Written by Changing Habits

March 8, 2010

AUSTRALIAN researchers have discovered native lemongrass is as potent as aspirin in relieving headaches and migraines, the Gold Coast Bulletin reports.

Scientists at Griffith University looked at 30 plant species used by Indigenous Australians to see which stacked up in the medicine world.

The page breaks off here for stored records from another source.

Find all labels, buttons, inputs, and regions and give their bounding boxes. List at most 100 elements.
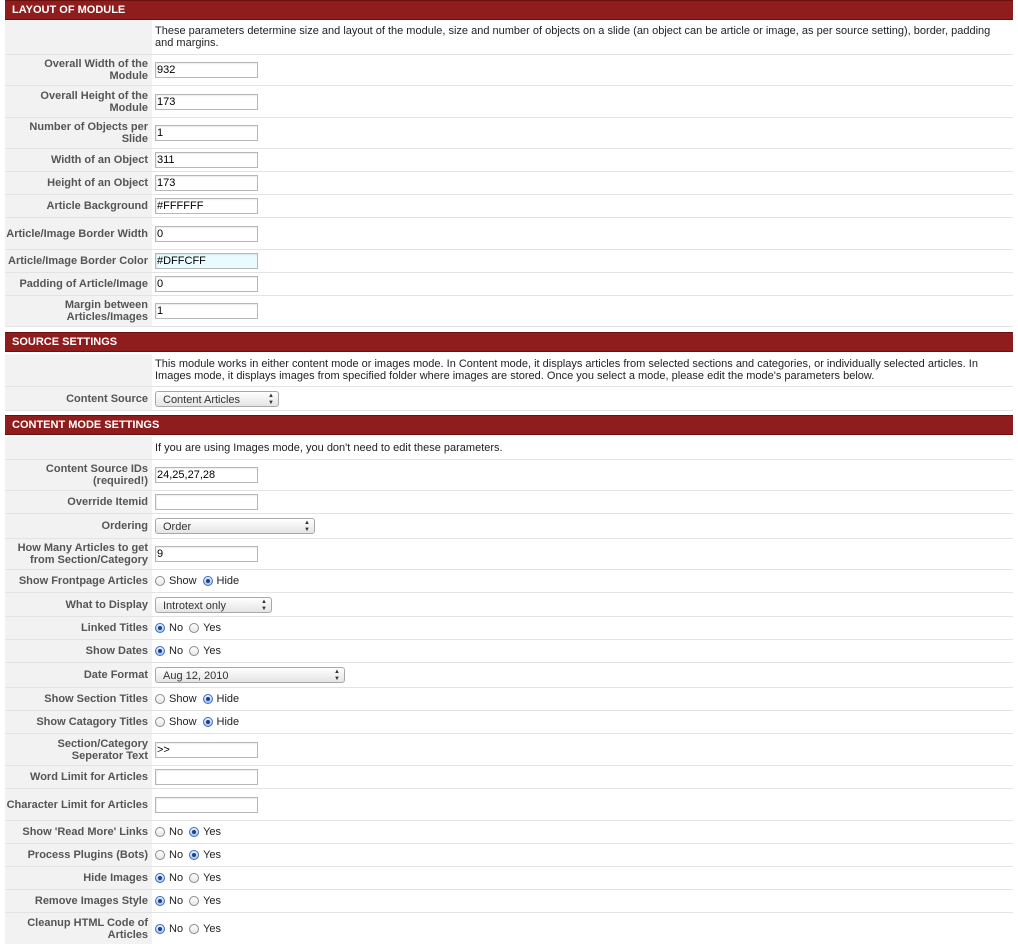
process-plugins-yes-radio[interactable]: [189, 850, 200, 860]
character-limit-input[interactable]: [155, 796, 258, 813]
border-color-input[interactable]: [155, 253, 258, 269]
content-source-select[interactable]: Content Articles ▲ ▼: [155, 390, 279, 407]
field-row: Overall Width of the Module: [5, 55, 1013, 86]
border-width-input[interactable]: [155, 225, 258, 242]
field-row: Show Catagory Titles Show Hide: [5, 711, 1013, 734]
cleanup-html-yes-radio[interactable]: [189, 923, 200, 934]
show-frontpage-hide-radio[interactable]: [202, 576, 213, 586]
module-width-input[interactable]: [155, 62, 258, 78]
show-category-titles-show-radio[interactable]: [155, 717, 165, 727]
field-label: Content Source: [5, 387, 152, 410]
override-itemid-input[interactable]: [155, 494, 258, 510]
field-label: Show Dates: [5, 640, 152, 662]
objects-per-slide-input[interactable]: [155, 125, 258, 141]
select-arrows-icon: ▲ ▼: [261, 598, 267, 612]
field-label: Content Source IDs (required!): [5, 460, 152, 490]
show-section-titles-show-radio[interactable]: [155, 694, 165, 704]
word-limit-input[interactable]: [155, 769, 258, 785]
field-label: Overall Height of the Module: [5, 86, 152, 117]
field-row: What to Display Introtext only ▲ ▼: [5, 593, 1013, 617]
field-row: Article Background: [5, 195, 1013, 218]
select-arrows-icon: ▲ ▼: [334, 669, 340, 682]
read-more-yes-radio[interactable]: [189, 827, 200, 837]
margin-input[interactable]: [155, 303, 258, 319]
field-row: Article/Image Border Color: [5, 250, 1013, 273]
show-dates-no-radio[interactable]: [155, 646, 165, 656]
separator-text-input[interactable]: [155, 741, 258, 758]
field-row: Ordering Order ▲ ▼: [5, 514, 1013, 539]
field-label: How Many Articles to get from Section/Ca…: [5, 539, 152, 569]
read-more-no-radio[interactable]: [155, 827, 165, 837]
field-label: Article Background: [5, 195, 152, 217]
show-frontpage-show-radio[interactable]: [155, 576, 165, 586]
show-category-titles-hide-radio[interactable]: [202, 717, 213, 727]
field-label: Process Plugins (Bots): [5, 844, 152, 866]
field-row: Height of an Object: [5, 172, 1013, 195]
field-label: Override Itemid: [5, 491, 152, 513]
what-to-display-select[interactable]: Introtext only ▲ ▼: [155, 596, 272, 613]
field-row: Cleanup HTML Code of Articles No Yes: [5, 913, 1013, 944]
field-label: Overall Width of the Module: [5, 55, 152, 85]
field-label: Padding of Article/Image: [5, 273, 152, 295]
layout-section-header: LAYOUT OF MODULE: [5, 0, 1013, 20]
field-row: Linked Titles No Yes: [5, 617, 1013, 640]
field-row: Show Section Titles Show Hide: [5, 688, 1013, 711]
field-label: What to Display: [5, 593, 152, 616]
hide-images-no-radio[interactable]: [155, 873, 165, 883]
section-title: CONTENT MODE SETTINGS: [5, 415, 1013, 435]
field-row: Section/Category Seperator Text: [5, 734, 1013, 766]
section-title: SOURCE SETTINGS: [5, 332, 1013, 352]
field-label: Date Format: [5, 663, 152, 687]
source-description-row: This module works in either content mode…: [5, 354, 1013, 387]
field-row: Show 'Read More' Links No Yes: [5, 821, 1013, 844]
show-section-titles-hide-radio[interactable]: [202, 694, 213, 704]
field-label: Linked Titles: [5, 617, 152, 639]
module-height-input[interactable]: [155, 93, 258, 110]
content-mode-description: If you are using Images mode, you don't …: [155, 442, 503, 454]
remove-images-style-yes-radio[interactable]: [189, 896, 200, 906]
field-label: Article/Image Border Color: [5, 250, 152, 272]
layout-description: These parameters determine size and layo…: [155, 25, 991, 49]
linked-titles-yes-radio[interactable]: [189, 623, 200, 633]
field-row: Padding of Article/Image: [5, 273, 1013, 296]
field-label: Margin between Articles/Images: [5, 296, 152, 326]
field-row: Remove Images Style No Yes: [5, 890, 1013, 913]
show-dates-yes-radio[interactable]: [189, 646, 200, 656]
field-label: Width of an Object: [5, 149, 152, 171]
object-height-input[interactable]: [155, 175, 258, 191]
field-row: Process Plugins (Bots) No Yes: [5, 844, 1013, 867]
field-label: Show Catagory Titles: [5, 711, 152, 733]
source-description: This module works in either content mode…: [155, 358, 978, 382]
ordering-select[interactable]: Order ▲ ▼: [155, 518, 315, 534]
content-source-ids-input[interactable]: [155, 467, 258, 483]
field-row: Overall Height of the Module: [5, 86, 1013, 118]
source-section-header: SOURCE SETTINGS: [5, 332, 1013, 352]
hide-images-yes-radio[interactable]: [189, 873, 200, 883]
padding-input[interactable]: [155, 276, 258, 292]
object-width-input[interactable]: [155, 152, 258, 168]
process-plugins-no-radio[interactable]: [155, 850, 165, 860]
field-row: Width of an Object: [5, 149, 1013, 172]
content-mode-description-row: If you are using Images mode, you don't …: [5, 437, 1013, 460]
layout-description-row: These parameters determine size and layo…: [5, 20, 1013, 55]
field-row: Word Limit for Articles: [5, 766, 1013, 789]
how-many-articles-input[interactable]: [155, 546, 258, 562]
field-row: Content Source IDs (required!): [5, 460, 1013, 491]
field-row: Article/Image Border Width: [5, 218, 1013, 250]
field-row: Date Format Aug 12, 2010 ▲ ▼: [5, 663, 1013, 688]
field-label: Section/Category Seperator Text: [5, 734, 152, 765]
field-label: Show 'Read More' Links: [5, 821, 152, 843]
date-format-select[interactable]: Aug 12, 2010 ▲ ▼: [155, 667, 345, 683]
cleanup-html-no-radio[interactable]: [155, 923, 165, 934]
field-label: Show Frontpage Articles: [5, 570, 152, 592]
article-background-input[interactable]: [155, 198, 258, 214]
field-label: Character Limit for Articles: [5, 789, 152, 820]
linked-titles-no-radio[interactable]: [155, 623, 165, 633]
remove-images-style-no-radio[interactable]: [155, 896, 165, 906]
field-label: Article/Image Border Width: [5, 218, 152, 249]
section-title: LAYOUT OF MODULE: [5, 0, 1013, 20]
field-label: Hide Images: [5, 867, 152, 889]
field-row: How Many Articles to get from Section/Ca…: [5, 539, 1013, 570]
field-label: Height of an Object: [5, 172, 152, 194]
select-arrows-icon: ▲ ▼: [304, 520, 310, 533]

Native lemongrass or cymbopogon ambiguus – not the Asian kind commonly found in Australian supermarkets – had the most potential for medicinal benefits and the most potency, the five-year study found.

Researcher Dr Darren Grice from the Institute for Glycomics said the study validated the plant’s therapeutic values.

“Headaches and migraines cause abnormal activities in our bodies, such as altering our serotonin levels and interfering with the normal function of our blood platelets,” he said.

Platelets clump together for wound repair but they can also form life-threatening internal clots, starving the brain of oxygen and causing strokes.

“We tested extracts of the plant on human blood platelets and one fraction showed strong biological activity,” said Dr Grice.

“It was caused by the compound eugenol in the native lemongrass plant, which is significant as the compound showed similar activity to aspirin.

“The compound inhibits platelets clumping together and the release of serotonin.”

Serotonin regulates mood, appetite, sleep, muscle contraction, and cognitive functions including memory.

Dr Grice said most traditional medicines had not been studied in-depth and many plants had unknown therapeutic values.

“Nature’s medicines hold enormous potential to cure health problems and traditional medicines are a source of good leads for new scientific discovery,” he said.

Dr Grice said they would not look at marketing the product commercially but the lemongrass would be best consumed if heated in boiling water.

The findings were reported in the most recent edition of the academic journal Evidence-based Complementary and Alternative Medicine.

The study was conducted by Professor Lyn Griffiths, Dr Grice and Dr Kelly Rogers.